We then meticulously analyzed the given infinite series, recognizing it as a geometric series with a common ratio of 1/2. This allowed us to leverage the formula for the sum of an infinite geometric series to verify the given sum of 0.25. We also calculated S₃, the sum of the first three terms, as 7/32, which is approximately 0.21875.
With the true sum and S₃ in hand, we proceeded to calculate the truncation error using the formula E₃ = |S - S₃|. This yielded a truncation error of 0.03125, which we rounded to 0.031 for comparison with the options.
Throughout this process, we emphasized the significance of understanding truncation error in approximating infinite series. Truncation error serves as a crucial measure of the accuracy of our approximation. A smaller truncation error indicates a more accurate approximation, while a larger truncation error suggests a greater deviation from the true sum.

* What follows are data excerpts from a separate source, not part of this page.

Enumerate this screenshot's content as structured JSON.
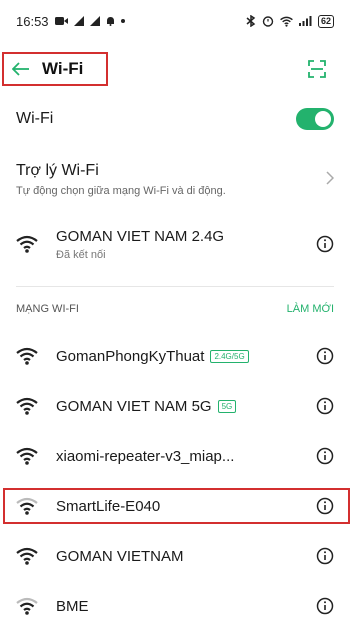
{
  "status_bar": {
    "time": "16:53",
    "battery": "62"
  },
  "header": {
    "title": "Wi-Fi"
  },
  "wifi_toggle": {
    "label": "Wi-Fi",
    "enabled": true
  },
  "wifi_assistant": {
    "title": "Trợ lý Wi-Fi",
    "subtitle": "Tự động chọn giữa mạng Wi-Fi và di động."
  },
  "connected_network": {
    "name": "GOMAN VIET NAM 2.4G",
    "status": "Đã kết nối"
  },
  "networks_section": {
    "title": "MẠNG WI-FI",
    "refresh_label": "LÀM MỚI"
  },
  "networks": [
    {
      "name": "GomanPhongKyThuat",
      "badge": "2.4G/5G",
      "signal": 3
    },
    {
      "name": "GOMAN VIET NAM 5G",
      "badge": "5G",
      "signal": 3
    },
    {
      "name": "xiaomi-repeater-v3_miap...",
      "badge": "",
      "signal": 3
    },
    {
      "name": "SmartLife-E040",
      "badge": "",
      "signal": 2,
      "highlighted": true
    },
    {
      "name": "GOMAN VIETNAM",
      "badge": "",
      "signal": 3
    },
    {
      "name": "BME",
      "badge": "",
      "signal": 2
    }
  ],
  "colors": {
    "accent": "#23b26d",
    "highlight": "#d32f2f"
  }
}
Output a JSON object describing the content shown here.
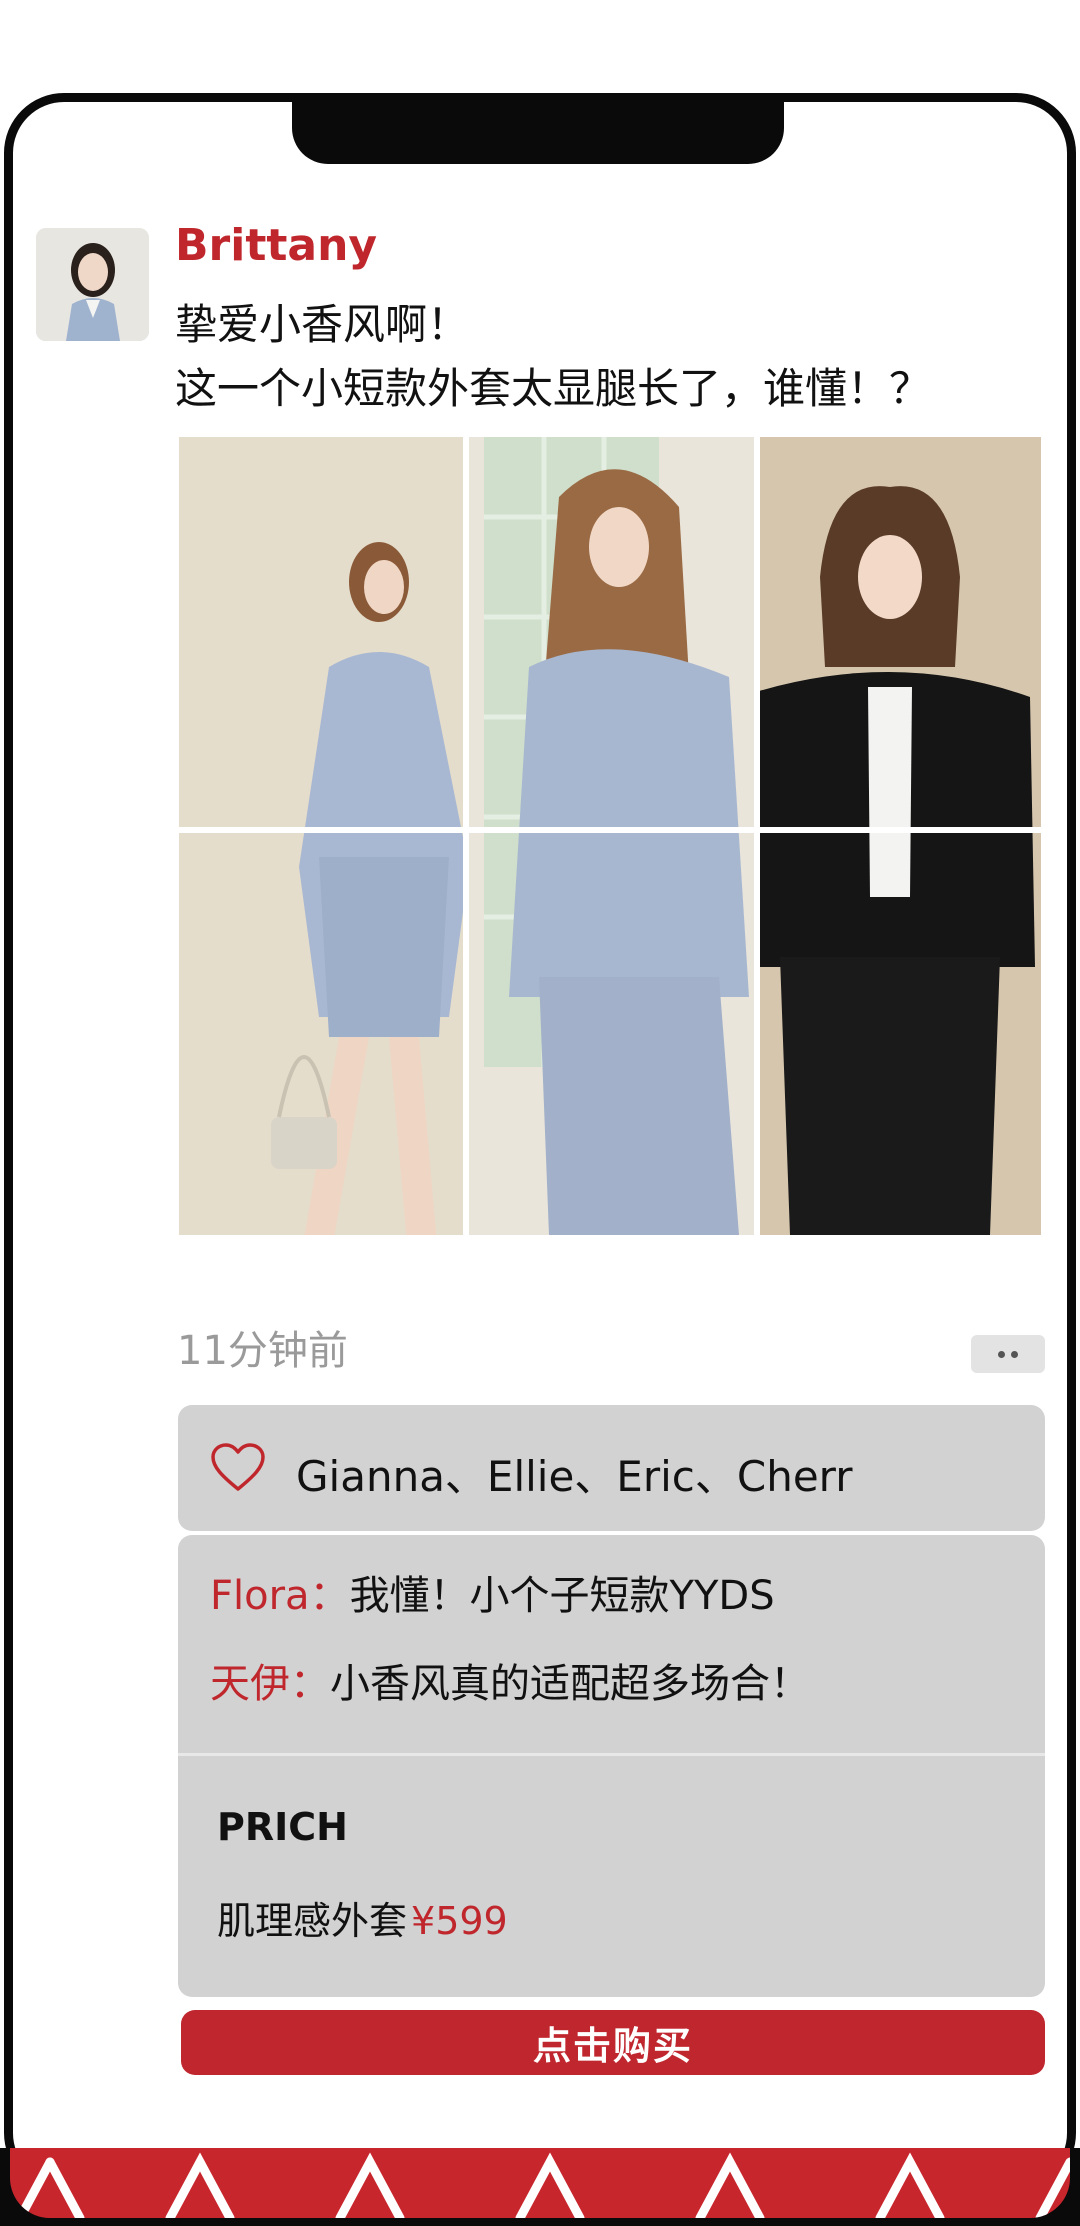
{
  "post": {
    "user_name": "Brittany",
    "text_line_1": "挚爱小香风啊！",
    "text_line_2": "这一个小短款外套太显腿长了，谁懂！？",
    "time": "11分钟前"
  },
  "likes": {
    "icon": "heart-outline-icon",
    "names": "Gianna、Ellie、Eric、Cherr"
  },
  "comments": [
    {
      "author": "Flora：",
      "text": "我懂！小个子短款YYDS"
    },
    {
      "author": "天伊：",
      "text": "小香风真的适配超多场合！"
    }
  ],
  "product": {
    "brand": "PRICH",
    "name": "肌理感外套",
    "price": "¥599"
  },
  "buy_button": {
    "label": "点击购买"
  },
  "colors": {
    "accent": "#c0272d",
    "box_bg": "#d2d2d2",
    "frame": "#0a0a0a"
  }
}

Moreover, we highlighted the factors that influence truncation error, such as the number of terms included in the partial sum and the convergence properties of the infinite series. Including more terms generally reduces the truncation error, while series that converge rapidly tend to have smaller truncation errors for a given number of terms.
The insights gained from this exploration have broader implications in various fields. In numerical analysis, truncation error is a critical consideration when approximating solutions to mathematical problems using computers. In physics, where infinite series are often used to model physical phenomena, understanding truncation error is essential for ensuring the accuracy of predictions.
In conclusion, the concept of truncation error is a cornerstone of working with infinite series. It allows us to quantify the error introduced by approximation and make informed decisions about the level of accuracy required for a given application. By mastering this concept, we equip ourselves with a valuable tool for tackling mathematical problems in diverse domains.